The main problem appeared to be that they’ve never had to water the plants before and now have to learn how to irrigate the soil.
Now, when I first saw the word “olives” in the title of this little ditty, I fully expected a sojourn into the financially deprived state of Greece (read: Won’t pay your taxes? Don’t worry, the world will pay’em for you).
That’s because Greece has agreed with its international creditors to unblock 12 billion euros in bailout funds. Déjà vu all over again?

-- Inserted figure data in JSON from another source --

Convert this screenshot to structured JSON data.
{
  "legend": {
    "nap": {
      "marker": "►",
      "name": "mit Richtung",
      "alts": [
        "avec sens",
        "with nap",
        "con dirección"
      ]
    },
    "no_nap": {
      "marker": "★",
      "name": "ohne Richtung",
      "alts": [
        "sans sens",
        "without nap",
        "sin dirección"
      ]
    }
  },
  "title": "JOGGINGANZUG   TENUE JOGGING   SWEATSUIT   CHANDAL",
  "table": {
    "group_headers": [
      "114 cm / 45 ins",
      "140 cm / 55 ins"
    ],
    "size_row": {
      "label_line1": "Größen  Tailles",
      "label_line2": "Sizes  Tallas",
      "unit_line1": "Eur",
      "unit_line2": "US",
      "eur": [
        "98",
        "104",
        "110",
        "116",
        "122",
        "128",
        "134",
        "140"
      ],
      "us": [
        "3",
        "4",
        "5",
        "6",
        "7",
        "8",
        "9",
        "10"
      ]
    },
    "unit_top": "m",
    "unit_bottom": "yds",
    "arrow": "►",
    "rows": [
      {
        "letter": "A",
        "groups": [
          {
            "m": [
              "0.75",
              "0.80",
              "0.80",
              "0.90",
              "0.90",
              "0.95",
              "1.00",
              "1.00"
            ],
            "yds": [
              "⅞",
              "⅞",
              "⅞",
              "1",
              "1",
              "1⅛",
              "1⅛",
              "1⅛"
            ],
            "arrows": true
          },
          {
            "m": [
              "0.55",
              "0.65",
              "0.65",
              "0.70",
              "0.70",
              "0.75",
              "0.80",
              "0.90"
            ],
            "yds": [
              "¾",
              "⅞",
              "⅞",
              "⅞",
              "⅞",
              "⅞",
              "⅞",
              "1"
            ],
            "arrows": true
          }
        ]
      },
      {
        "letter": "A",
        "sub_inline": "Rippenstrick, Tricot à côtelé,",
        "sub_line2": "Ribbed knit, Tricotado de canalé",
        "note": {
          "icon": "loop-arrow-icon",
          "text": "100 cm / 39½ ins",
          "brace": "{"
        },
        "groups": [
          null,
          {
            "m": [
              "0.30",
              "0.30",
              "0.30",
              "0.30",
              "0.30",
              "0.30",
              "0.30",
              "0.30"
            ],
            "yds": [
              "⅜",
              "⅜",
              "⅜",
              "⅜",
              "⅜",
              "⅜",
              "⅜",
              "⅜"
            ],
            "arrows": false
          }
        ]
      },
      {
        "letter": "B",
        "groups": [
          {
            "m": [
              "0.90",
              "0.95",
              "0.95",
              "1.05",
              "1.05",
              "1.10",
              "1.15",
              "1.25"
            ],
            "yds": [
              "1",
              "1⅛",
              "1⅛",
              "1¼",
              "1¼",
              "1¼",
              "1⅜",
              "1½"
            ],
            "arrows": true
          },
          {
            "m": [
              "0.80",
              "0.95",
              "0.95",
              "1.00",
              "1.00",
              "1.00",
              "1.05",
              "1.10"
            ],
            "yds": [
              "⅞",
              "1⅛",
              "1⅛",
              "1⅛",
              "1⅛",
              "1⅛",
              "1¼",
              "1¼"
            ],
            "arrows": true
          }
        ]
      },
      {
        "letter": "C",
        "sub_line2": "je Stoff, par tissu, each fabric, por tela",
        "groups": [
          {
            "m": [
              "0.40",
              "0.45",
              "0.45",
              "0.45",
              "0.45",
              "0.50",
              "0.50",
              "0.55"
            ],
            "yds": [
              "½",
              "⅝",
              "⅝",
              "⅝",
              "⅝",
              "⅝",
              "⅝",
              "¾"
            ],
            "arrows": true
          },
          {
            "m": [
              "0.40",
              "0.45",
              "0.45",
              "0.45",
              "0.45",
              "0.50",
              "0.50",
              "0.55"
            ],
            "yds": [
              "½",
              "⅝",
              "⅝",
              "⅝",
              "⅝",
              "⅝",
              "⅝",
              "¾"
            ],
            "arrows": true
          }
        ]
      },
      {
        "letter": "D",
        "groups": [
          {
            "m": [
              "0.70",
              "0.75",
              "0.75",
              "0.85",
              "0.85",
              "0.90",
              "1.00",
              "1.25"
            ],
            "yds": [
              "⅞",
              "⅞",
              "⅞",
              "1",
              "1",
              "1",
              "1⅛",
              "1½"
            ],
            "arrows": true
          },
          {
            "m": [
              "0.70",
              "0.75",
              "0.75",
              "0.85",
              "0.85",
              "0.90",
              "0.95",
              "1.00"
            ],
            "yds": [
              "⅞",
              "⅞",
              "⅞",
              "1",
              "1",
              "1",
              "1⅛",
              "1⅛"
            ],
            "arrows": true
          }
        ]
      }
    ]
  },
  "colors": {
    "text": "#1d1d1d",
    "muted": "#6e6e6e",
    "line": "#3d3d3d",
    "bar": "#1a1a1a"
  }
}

Yep, Greek banks have already been handed a 39 billion euro bailout and thus continues its rather effective modus operandi; Lie about paying your taxes, then hire a Wall Street bank (read: Goldman Sachs) to help you mask the true extent of your deficits (read: bring on the derivatives deal) and abracadabra alakazam…you’ve circumvented the EU Maastricht rules and it’s IMF slush fund salvation.
The truth is always the first victim in any crisis. And if you’re not actually facing a crisis, olive or otherwise, make like there will be one soon.
Then learn to water the plants until the IMF shows up with cash and someone to do that for you.